Mitchell Services (ASX: MSV) has reported a significant profit and cash generation uplift in its 1H26 results, coupled with a strategic investment in its Loop Decarbonisation business, highlighting a strong operational turnaround and positive outlook.
Mitchell delivered a robust first half of FY26. Revenue reached $102.4m, representing a 3% increase year-on-year.
This was underpinned by a substantial 69% increase in EBITDA, which climbed to $21.4m.
The company also saw a significant improvement in its bottom line, with Net Profit After Tax (NPAT) swinging to a $8.1m profit, a marked turnaround from a $0.3m loss recorded in 1H25.
Return on Invested Capital (ROIC) also improved considerably, reaching a strong 27.0%.
Strong Cash Generation & Net Cash
Operational performance translated into strong cash generation.
Operating cash flow was robust at $20.8m, representing a 96% increase year-on-year.
Critically, the company achieved a net cash position of $7.2m as at 31 December 2025.
This is a notable improvement from the $8.4m in net debt recorded at the end of FY25.
Mitchell Services held $15.5m cash on hand and maintained an undrawn $15m working capital facility, providing substantial liquidity.
Loop Decarbonisation Investment
Further reinforcing its strategic direction, Sumitomo is set to acquire up to a 25% stake in Mitchell Services' Loop Decarbonisation business.

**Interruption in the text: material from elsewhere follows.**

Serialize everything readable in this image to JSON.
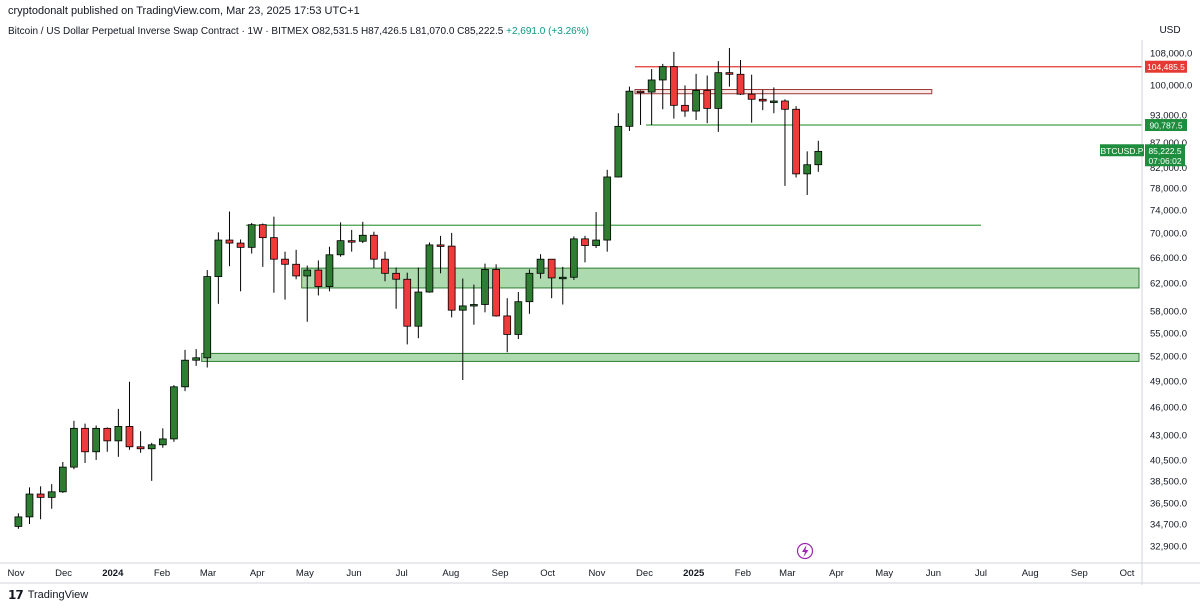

This investment implies a valuation for Loop of approximately $24m.
This strategic investment not only provides capital but also validates the growth potential of MSV's ESG-focused offering.
The partnership with Sumitomo is expected to support capital-light growth for the decarbonisation business.
Capital Management & Shareholder Returns
Mitchell Services continues its disciplined approach to capital management.
The board declared a fully franked dividend of 4.0cps, with a record date of 27 February 2026 and a payment date of 17 March 2026.
The company reiterated its intention to not raise equity, emphasising its focus on internal funding and prudent capital allocation.
Since FY22, approximately $73m has been redeployed into the business, with $27m returned to shareholders through dividends and buybacks since FY24.
Operational Leverage and Revenue Mix
The company's operational footprint shows significant upside potential.
Only 62 rigs were in operation during 1H26 out of a total fleet of 88, indicating substantial leverage to increased demand and utilisation rates.
Mitchell Services benefits from a high-quality, diversified revenue base. 80% of its revenue is derived from global mining majors, with an approximate 50/50 split between surface and underground drilling.
Gold represents roughly 60% of its revenue, while steelmaking coal accounts for 32.8%.
Outlook and Risks
Mitchell Services has demonstrated a significant turnaround in profitability and cash generation, bolstered by operational improvements and disciplined capital management.
The strategic investment in its Loop Decarbonisation business provides an additional growth vector.
Key risks remain related to the cyclical nature of mining capital expenditure, potential weakness in coal demand, and the execution of strategic initiatives.